A global market and technology leader for liquid crystals (LC), Merck hopes to leverage the University of Leeds’ know-how for non-display applications (such as switchable contact lenses) to build prototypes of innovative optical applications beyond displays.
Merck will invest £ 1.0 million in its collaboration with the University of Leeds. The partners view digital eyeglasses, switchable contact lenses, virtual-reality glasses, and other optical instruments as an interesting growth market, but they also plan to develop new applications for controlling lighting in homes and cars as well as sensors.

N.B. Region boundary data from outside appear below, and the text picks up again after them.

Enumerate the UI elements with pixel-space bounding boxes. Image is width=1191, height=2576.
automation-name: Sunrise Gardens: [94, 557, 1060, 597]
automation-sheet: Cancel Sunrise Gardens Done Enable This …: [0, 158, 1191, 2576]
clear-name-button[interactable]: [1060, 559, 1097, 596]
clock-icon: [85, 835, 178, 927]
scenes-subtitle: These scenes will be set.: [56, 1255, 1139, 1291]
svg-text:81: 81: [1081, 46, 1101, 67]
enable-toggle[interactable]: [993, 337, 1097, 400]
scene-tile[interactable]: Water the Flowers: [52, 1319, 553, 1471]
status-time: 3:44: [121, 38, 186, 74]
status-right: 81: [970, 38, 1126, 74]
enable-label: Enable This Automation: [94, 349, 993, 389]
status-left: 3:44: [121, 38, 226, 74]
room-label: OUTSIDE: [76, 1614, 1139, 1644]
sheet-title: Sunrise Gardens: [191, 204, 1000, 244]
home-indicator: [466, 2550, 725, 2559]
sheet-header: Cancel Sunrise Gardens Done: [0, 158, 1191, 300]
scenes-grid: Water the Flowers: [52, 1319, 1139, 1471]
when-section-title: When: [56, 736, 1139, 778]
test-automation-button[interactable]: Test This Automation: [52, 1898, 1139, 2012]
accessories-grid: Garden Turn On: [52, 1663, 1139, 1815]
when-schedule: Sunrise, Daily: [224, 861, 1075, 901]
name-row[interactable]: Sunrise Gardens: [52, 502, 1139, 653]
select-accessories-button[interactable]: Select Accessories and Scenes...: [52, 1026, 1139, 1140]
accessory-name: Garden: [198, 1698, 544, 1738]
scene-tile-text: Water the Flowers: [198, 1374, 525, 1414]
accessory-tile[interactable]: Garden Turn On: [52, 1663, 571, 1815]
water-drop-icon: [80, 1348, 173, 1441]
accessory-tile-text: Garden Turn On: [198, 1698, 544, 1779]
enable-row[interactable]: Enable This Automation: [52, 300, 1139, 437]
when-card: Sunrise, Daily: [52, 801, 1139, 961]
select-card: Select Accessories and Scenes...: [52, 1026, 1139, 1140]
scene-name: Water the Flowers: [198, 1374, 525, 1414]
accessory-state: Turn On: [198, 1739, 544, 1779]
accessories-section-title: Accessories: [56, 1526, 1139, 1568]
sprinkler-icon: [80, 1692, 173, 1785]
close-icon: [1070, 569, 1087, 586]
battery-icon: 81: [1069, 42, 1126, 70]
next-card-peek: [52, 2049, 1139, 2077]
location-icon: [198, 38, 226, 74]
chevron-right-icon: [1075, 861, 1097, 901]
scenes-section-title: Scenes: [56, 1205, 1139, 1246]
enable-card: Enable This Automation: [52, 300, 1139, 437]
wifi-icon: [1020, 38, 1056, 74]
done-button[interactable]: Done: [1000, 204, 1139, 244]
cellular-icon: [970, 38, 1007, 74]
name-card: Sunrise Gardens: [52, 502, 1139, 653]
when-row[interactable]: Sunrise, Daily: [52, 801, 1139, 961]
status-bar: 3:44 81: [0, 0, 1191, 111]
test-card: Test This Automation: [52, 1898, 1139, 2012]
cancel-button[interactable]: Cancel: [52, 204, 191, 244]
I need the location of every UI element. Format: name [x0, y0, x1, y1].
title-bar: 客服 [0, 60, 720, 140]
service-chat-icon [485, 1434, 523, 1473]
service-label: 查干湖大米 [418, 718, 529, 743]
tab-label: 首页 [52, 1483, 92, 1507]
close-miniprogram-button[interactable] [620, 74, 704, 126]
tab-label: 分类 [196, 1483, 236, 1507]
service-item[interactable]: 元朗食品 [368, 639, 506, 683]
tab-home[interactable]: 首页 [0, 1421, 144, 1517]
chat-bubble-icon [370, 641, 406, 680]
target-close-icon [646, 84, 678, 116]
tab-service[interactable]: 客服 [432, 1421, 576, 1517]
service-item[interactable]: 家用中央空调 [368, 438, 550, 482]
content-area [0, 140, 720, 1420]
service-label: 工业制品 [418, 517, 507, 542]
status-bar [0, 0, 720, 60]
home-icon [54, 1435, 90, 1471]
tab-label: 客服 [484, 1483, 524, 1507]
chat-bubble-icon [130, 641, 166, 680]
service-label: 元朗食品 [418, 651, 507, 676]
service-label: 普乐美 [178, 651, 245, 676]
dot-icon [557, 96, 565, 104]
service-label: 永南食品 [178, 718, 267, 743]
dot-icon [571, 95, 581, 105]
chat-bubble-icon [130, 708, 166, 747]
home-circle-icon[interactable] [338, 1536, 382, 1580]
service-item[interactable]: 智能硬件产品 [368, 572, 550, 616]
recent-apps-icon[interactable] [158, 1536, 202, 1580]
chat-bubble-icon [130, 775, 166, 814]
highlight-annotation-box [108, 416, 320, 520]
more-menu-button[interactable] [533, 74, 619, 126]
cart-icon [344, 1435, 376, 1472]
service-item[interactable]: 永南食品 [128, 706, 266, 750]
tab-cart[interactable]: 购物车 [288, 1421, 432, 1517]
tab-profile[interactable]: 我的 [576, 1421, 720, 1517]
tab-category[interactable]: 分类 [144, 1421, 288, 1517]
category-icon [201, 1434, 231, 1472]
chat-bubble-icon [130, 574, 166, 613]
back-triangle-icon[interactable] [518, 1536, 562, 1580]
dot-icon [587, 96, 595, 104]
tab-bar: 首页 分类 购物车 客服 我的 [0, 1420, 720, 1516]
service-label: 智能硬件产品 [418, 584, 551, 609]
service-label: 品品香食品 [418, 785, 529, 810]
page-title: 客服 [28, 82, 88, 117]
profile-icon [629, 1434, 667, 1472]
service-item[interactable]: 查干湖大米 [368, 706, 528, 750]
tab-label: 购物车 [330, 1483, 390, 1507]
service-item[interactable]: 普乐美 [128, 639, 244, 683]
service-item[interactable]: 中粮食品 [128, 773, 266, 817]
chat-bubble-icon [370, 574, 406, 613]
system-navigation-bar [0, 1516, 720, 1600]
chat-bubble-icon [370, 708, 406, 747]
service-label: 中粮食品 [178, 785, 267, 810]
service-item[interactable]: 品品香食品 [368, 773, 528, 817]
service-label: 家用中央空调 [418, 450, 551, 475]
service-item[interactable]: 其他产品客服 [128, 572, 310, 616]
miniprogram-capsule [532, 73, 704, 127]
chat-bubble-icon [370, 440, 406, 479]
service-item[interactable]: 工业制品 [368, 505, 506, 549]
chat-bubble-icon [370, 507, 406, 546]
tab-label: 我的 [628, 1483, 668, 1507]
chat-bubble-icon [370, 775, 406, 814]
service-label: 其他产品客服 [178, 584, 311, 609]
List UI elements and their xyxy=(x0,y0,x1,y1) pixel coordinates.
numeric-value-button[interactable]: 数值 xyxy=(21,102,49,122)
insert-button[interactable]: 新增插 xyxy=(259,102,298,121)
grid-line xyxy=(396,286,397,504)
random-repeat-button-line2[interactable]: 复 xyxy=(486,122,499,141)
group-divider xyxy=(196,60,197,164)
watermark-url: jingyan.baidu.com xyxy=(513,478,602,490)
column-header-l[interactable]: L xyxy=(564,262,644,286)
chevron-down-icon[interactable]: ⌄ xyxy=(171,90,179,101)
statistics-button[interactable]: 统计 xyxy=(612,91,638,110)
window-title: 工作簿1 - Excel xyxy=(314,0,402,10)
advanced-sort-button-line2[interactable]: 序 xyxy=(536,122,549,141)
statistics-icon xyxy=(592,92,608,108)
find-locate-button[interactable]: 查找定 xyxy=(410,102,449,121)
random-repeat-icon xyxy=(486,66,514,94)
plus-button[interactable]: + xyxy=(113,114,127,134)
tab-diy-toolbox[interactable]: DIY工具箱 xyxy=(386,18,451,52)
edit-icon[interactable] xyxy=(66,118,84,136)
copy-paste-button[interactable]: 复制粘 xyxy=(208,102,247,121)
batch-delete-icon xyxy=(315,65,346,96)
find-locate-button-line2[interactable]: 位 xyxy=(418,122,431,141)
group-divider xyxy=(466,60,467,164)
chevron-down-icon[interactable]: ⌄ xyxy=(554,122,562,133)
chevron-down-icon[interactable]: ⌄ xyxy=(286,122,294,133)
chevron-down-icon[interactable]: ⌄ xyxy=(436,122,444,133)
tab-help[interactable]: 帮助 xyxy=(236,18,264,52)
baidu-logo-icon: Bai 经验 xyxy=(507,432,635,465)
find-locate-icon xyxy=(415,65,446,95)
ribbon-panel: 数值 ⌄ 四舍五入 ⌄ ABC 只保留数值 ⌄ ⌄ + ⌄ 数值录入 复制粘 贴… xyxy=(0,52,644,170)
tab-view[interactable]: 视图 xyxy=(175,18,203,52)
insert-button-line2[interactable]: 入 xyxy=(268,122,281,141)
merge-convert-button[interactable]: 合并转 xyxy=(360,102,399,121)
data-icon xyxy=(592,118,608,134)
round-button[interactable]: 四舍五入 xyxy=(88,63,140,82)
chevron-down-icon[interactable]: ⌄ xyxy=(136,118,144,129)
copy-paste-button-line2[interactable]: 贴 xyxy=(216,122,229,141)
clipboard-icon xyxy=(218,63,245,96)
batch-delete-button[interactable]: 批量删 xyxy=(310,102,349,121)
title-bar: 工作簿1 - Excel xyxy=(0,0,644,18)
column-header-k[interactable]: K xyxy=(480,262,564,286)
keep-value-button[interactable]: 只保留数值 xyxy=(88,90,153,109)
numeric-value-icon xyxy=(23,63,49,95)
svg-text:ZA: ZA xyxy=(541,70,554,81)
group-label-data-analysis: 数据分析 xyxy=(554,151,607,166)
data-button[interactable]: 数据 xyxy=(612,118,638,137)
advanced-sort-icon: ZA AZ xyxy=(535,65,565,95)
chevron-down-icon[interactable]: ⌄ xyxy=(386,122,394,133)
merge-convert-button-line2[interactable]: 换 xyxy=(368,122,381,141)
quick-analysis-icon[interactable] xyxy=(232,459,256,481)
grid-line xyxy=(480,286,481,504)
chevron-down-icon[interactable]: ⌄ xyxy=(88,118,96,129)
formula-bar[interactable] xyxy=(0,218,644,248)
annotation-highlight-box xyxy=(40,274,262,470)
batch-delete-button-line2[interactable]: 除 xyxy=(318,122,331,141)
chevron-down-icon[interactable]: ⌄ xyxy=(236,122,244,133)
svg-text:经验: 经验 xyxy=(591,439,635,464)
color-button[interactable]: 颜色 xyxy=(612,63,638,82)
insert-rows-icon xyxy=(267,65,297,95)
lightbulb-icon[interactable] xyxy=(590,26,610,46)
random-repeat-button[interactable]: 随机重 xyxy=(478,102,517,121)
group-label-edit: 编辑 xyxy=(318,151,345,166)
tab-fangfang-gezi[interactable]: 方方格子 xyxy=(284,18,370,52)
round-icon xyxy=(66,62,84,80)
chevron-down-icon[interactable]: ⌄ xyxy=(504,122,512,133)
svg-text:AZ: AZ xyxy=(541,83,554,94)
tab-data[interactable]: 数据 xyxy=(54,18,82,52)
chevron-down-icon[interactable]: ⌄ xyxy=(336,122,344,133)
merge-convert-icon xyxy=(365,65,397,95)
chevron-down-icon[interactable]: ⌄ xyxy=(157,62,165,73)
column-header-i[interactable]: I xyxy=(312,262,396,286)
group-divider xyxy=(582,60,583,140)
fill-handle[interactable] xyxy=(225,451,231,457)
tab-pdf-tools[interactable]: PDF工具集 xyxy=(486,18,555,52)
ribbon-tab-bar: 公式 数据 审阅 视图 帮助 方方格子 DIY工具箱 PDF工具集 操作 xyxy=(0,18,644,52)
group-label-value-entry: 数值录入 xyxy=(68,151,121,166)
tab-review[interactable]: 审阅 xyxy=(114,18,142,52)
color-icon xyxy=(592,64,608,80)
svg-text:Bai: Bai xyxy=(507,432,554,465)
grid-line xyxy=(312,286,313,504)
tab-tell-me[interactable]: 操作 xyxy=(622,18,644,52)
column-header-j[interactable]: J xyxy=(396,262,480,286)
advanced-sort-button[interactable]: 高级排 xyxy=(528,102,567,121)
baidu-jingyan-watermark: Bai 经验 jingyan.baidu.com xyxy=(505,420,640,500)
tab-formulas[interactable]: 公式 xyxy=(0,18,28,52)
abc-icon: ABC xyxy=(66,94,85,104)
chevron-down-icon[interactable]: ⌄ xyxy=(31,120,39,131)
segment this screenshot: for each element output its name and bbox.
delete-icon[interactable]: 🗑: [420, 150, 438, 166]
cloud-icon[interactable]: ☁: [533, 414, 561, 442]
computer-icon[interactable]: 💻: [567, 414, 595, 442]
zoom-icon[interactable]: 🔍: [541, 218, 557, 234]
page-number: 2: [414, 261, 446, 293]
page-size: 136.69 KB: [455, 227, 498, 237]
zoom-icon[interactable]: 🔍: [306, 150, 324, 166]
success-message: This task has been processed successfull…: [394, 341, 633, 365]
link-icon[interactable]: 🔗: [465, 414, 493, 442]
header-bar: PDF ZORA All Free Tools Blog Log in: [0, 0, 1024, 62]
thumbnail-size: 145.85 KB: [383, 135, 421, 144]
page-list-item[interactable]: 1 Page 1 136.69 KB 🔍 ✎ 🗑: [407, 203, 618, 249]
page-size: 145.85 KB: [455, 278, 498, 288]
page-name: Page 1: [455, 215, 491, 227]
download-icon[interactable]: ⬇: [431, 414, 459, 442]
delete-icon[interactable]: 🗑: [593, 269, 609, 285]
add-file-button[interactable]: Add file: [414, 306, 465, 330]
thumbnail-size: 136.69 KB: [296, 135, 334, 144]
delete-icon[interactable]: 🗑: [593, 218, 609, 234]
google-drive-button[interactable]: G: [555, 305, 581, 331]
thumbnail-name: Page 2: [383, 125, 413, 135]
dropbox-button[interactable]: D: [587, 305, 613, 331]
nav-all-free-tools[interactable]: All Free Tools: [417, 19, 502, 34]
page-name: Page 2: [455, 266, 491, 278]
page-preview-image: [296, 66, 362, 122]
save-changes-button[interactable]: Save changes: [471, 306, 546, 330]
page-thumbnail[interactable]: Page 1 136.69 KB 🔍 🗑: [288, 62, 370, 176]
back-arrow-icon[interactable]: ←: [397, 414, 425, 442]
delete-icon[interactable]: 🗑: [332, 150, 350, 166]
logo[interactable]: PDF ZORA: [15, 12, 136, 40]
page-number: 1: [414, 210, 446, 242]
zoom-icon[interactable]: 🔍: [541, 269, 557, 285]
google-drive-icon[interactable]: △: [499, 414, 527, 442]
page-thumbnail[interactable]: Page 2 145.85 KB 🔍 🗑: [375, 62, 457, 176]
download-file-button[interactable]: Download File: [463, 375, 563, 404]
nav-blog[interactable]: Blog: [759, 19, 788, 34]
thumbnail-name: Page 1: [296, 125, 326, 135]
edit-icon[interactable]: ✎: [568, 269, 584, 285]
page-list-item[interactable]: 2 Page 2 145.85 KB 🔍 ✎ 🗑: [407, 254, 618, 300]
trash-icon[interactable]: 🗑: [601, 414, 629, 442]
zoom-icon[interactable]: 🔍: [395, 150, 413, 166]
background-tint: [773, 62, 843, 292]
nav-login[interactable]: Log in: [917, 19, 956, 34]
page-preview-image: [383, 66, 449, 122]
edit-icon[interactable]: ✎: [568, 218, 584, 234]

While Merck is intensifying its research activities in LC materials with high birefringence for optical use, the University of Leeds will use its expertise and state-of-the-art facilities to conduct feasibility studies and develop prototypes of the devices. The assumed goal is to jointly apply for patents for such applications.
“This exciting research collaboration reflects our determination to develop real-world solutions from science and engineering research. Our university has a strong track record of world-leading research in liquid crystals. Its academics have a growing reputation for inventing applications for liquid crystals way beyond the technology familiar to most of us through flat screen monitors”, said Sir Alan Langlands, Vice-Chancellor of the University of Leeds.
The partnership with Merck coincides with significant investment by the University in both world-class research staff and facilities in this field. Work is well underway on a £ 96 million investment to integrate Engineering and Physical Sciences, bringing together talented physicists, chemists, materials scientists, engineers and computer scientists. It is due to open in 2020.
Last week, the German company partnered with flexible electronics solution provider FlexEnable so the two companies would come up with conformable, large area, full colour and video rate organic LCDs (OLCDs). FlexEnable’s high-performance organic thin-film transistors would combine with Merck’s polymer wall LC technology organic LCDs that can be curved around complex surfaces and shapes.
With a bend radius that can go below 30 millimetres, organic LCDs are expected to fill the market needs for new use cases including automotive applications, where bright, reliable, conformable and shapeable displays are required.
According to FlexEnable’s CEO Chuck Milligan, Merck’s polymer wall technology will allow LCD front-planes to be bent into more complex structures and shapes, further unlocking the benefits of FlexEnable’s flexible, low cost OTFT backplane technology.